奥の親株から種がこぼれてこのように増えていくのでしょう

 大本命の群落地は、今日は行くのをやめておきました。というより、斜面を這うようにして登らなければならないのですが、その取り付き口の風景を忘れてしまったというのが本当のところでした。そこで、最後にもう一か所見てから帰ることにしました。ここは親株が近くにないのに昨年、幼苗が7株ほどあったのです。倒木をまたぐように整列して生えていたのですが、どう探しても見当たりません。周りに遮るものがない開けたところなのできっと溶けてしまったのかもしれません。ところが、何の木かその名前は分かりませんが、ちょっと見たところでは木の葉と似た葉が、その木の根元にあったのです。だから生き長らえることができたのでしょう。このヤマシャクヤクは2年目の株でしょう。昨年見た株の生き残りのようです。

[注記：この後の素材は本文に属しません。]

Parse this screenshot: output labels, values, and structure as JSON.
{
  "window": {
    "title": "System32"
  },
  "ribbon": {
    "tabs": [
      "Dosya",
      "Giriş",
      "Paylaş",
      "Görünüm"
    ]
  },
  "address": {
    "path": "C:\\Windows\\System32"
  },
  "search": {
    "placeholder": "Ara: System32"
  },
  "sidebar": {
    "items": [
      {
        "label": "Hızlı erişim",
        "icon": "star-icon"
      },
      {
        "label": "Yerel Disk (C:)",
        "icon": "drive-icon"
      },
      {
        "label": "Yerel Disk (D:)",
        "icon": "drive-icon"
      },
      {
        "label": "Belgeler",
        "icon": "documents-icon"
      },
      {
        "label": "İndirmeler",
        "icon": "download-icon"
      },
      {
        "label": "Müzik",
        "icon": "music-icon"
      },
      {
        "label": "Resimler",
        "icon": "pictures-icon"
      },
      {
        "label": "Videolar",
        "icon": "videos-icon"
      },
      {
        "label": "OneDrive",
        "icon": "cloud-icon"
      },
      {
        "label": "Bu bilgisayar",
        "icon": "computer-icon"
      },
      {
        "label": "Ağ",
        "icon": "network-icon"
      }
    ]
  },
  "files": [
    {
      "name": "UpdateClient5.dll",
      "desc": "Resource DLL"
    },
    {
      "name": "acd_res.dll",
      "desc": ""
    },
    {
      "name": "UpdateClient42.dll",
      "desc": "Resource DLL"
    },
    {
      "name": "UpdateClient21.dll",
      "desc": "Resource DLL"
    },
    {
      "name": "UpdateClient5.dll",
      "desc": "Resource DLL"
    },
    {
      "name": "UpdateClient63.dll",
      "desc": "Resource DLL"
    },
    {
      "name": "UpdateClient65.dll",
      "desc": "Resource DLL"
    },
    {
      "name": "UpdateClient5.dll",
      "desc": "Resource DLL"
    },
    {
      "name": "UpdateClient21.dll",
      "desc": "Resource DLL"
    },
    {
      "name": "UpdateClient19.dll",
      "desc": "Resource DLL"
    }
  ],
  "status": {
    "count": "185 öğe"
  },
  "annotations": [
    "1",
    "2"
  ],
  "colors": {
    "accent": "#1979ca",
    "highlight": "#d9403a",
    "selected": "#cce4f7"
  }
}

 さあもう帰ろうかと山を下ろうとしましたが、もう一度倒木の場所を振り返って見ました。誰かの視線を感じたというのではありませんが、倒木の下の小さな葉っぱが目に入りました。今年発芽したヤマシャクヤクだったのでした。きっと昨年発芽できなかったものが今年芽を出したのでしょう。

 
しっかり育ってほしい・・・。

 今日はこれから別な山に行こうと思っていますから、この場所を離れるともう一目散にこの山を下りるだけです。標高をどんどん下げますが、それでも習性とは怖いものです。目だけはあちこちを向いてしまいます。その甲斐あってか、もうこの標高ではあり得ないだろうというところで、2〜3年のヤマシャクヤクが1株私を見送ってくれました。あまりの嬉しさで渡渉に失敗して登山靴を沢水に突っ込み、さらには次の初めての山の取付き口を間違って1時間も林道を歩き、少しずつ目的の山から遠ざかっていることに気付いてタイムアウトとなってしまいました。